« Il est venu le temps des cathédraleeeeeuuuuuu…». Avec la comédie musicale de Luc Plamandon et Richard Cocciante, on peut dire que le roman de Victor Hugo a beaucoup souffert, subissant les derniers outrages des multi-adaptations. Après que Disney s’en soit saisi pour le plier à son univers naïf et coloré, après l’interprétation de Gina Lolobrigida hyper sexuée, en totale contradiction avec le personnage d’Esmaralda, femme-enfant plus que mama italienne, voici une nouvelle version sous la forme d’une bande-dessinée déjà disponible en librairie. «L’intention de départ, c’est la faire à notre vision, selon notre envie, nous dit Jean Bastide qui a dessiné l’album. C’est une histoire universelle dont les thèmes restent encore d’actualité. J’ai l’impression que nous sommes tous proches de chacun des personnages, tour à tour. On a endossé chaque casquette, on se retrouve un peu dans chaque personnage. » Robin Recht, qui a écrit le scénario, s’est quant-à lui totalement détaché des adaptations antérieures. «Moi, je n’y ai pas du tout pensé, si je m’étais arrêté à tout ça, je crois que je n’aurais pas eu envie. Quand j’ai lu le livre, j’y ai vu des choses que j’ai eu envie de mettre dans le media dans lequel je m’exprime, celui de la BD. J’ai découvert quelque chose auquel je ne m’attendais pas du tout. On a une image très gothique, noire et lourde de Notre Dame de Paris, mais en fait c’est un roman très populaire, léger, qui aime la foule et les gens, très haut en couleurs, avec beaucoup de figurants. Il m’a beaucoup plus intéressé que ce que j’espérais y trouver, par delà son côté sombre. C’est un plaisir personnel et un peu égoïste de donner ma vision du livre».

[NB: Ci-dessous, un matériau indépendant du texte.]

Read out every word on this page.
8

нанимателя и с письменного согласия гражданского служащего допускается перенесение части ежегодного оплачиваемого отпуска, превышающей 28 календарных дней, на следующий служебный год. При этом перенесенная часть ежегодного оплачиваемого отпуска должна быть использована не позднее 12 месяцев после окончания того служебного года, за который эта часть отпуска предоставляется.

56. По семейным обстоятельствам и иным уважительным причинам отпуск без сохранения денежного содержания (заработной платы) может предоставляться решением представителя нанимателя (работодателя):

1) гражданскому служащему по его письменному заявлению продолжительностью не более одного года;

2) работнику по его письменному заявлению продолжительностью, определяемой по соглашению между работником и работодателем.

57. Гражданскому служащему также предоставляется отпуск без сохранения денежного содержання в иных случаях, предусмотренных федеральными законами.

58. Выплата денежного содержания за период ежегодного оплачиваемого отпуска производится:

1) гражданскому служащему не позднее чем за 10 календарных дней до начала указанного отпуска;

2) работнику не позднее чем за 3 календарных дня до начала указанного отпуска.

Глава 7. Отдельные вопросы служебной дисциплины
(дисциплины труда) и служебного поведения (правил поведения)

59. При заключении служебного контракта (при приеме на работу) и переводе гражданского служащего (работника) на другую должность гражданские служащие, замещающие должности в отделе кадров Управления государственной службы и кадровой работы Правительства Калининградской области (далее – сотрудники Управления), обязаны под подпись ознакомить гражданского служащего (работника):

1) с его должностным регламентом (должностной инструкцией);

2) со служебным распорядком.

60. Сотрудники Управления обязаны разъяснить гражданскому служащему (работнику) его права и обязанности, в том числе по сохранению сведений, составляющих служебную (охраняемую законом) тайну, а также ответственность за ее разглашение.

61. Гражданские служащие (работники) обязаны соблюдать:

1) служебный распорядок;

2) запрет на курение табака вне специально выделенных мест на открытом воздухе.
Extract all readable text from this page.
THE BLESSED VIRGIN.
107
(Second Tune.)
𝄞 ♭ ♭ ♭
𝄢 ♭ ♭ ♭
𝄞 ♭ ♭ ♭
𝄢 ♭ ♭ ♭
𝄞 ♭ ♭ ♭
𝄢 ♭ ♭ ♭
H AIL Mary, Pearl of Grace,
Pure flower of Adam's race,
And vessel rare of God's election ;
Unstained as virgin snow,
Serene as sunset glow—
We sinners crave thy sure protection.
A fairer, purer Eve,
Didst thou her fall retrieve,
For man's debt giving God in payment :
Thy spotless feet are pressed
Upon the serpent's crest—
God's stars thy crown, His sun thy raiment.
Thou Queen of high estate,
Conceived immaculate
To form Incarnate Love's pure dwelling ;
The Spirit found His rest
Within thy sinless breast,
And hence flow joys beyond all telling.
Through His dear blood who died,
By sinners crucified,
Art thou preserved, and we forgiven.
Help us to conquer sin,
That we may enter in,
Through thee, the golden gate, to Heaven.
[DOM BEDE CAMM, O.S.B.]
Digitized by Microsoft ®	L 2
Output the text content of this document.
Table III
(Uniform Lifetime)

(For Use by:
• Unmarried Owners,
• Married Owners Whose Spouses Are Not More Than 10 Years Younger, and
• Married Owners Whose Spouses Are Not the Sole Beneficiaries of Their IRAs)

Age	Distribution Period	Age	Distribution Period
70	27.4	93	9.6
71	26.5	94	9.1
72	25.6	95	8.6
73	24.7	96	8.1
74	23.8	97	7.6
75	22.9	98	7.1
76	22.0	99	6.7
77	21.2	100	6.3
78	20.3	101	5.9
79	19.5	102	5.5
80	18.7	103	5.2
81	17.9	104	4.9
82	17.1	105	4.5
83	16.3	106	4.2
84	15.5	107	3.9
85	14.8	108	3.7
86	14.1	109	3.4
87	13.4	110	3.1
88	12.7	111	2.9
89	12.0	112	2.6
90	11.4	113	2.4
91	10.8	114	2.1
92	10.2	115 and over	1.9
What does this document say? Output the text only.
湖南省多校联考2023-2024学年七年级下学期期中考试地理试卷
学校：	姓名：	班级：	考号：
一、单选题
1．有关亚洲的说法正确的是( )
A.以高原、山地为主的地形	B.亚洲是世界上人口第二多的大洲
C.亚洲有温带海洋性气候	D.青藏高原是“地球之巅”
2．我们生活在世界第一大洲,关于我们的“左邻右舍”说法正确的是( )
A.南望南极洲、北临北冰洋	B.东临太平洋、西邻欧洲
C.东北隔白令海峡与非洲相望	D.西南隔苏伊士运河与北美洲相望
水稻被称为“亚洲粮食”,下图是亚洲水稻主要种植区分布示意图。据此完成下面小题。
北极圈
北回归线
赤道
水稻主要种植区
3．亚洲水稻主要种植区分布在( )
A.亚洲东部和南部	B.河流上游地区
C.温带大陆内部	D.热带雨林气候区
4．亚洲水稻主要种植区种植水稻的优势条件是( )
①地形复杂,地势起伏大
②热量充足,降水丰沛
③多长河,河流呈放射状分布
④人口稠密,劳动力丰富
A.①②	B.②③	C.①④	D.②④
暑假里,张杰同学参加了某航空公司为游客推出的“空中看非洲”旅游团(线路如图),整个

Pari audacieux que de vouloir concentrer les presque mille pages du roman en une bande-dessinée en trois volumes, qui passe forcément par des aménagements du récit et de ses modes de narration. «Victor Hugo, c’est une écriture très 19ème, d’un auteur immensément talentueux, avoue Robin Recht. Donc refaire du Victor Hugo n’aurait eu aucun sens. Le paraphraser serait revenu à paraphraser le génie, ça aurait été totalement futile. On se sert d’une nourriture très riche pour donner une vision d’une petite partie du diamant, nous n’avions pas vocation à tourner tout autour de l’œuvre. L’idée du flash back qui introduit un narrateur omniscient éloigne la narration de celle du bouquin. Nous sommes plus à hauteur d’homme, c’est une vision plus terrienne. Il ne peut pas tout voir et donc offre un certain angle de vue à l’histoire. Et puis j’ai une vraie sensibilité avec la nostalgie, j’avais envie que ce soit raconté comme une France de jadis, avec un côté carte postale, idéalisé, mélancolique. Je voulais donner une vision de ce qu’était la France au 19ème, première puissance mondiale, cultivée, rayonnante».
C’est la première collaboration entre Robin Recht et Jean Bastide. Le premier – qui habituellement dessine – occupe ici le poste de scénariste pour la première fois. «Ca s’est fait un peu par hasard, dit-il. Mais c’est très agréable, car normalement, en tant que dessinateur, je suis amené à finaliser la vision d’un autre. Là c’était l’inverse qui s’est produit et j’ai beaucoup aimé être surpris. Alors c’est vrai qu’au début, j’étais sur un storyboard très précis et Jean s’est senti à l’étroit. Il avait besoin de plus d’espace. Je suis donc arrivé à lui fournir des choses beaucoup plus schématisées pour qu’il ait plus de latitude. J’étais plus directif, mais je me suis aperçu que Jean avait besoin de moins de cases par pages que moi, il a donc fallu s’adapter. On a appris à se connaître petit à petit». Jean Bastide confirme cette étroite collaboration, jusque dans le design des personnages : «Nous avons travaillé de concert pour la physionomie des protagonistes. Quasimodo a, par exemple, beaucoup évolué. Au début, il était plus proche de la vision de Disney, un homme un peu trapu, pas très impressionnant pour arriver à cet espèce de Hulk gigantesque. Effectivement, dans le roman, il est décrit comme une puissance de la nature. Le dessin permet ce genre d’extrapolation à outrance. Pour Esmeralda, nous voulions quelqu’un qui soit Lolita mais pas femme fatale. Ce n’est pas une femme qui contrôle sa séduction. Elle est sensuelle et plaît aux hommes, mais elle se contente d’être elle-même. Elle s’amuse avec, sans en mesurer la portée, mais elle va découvrir que c’est un jeu dangereux. Je voulais lui donner très peu de formes, elle a 14 ans dans le livre, c’est une femme enfant».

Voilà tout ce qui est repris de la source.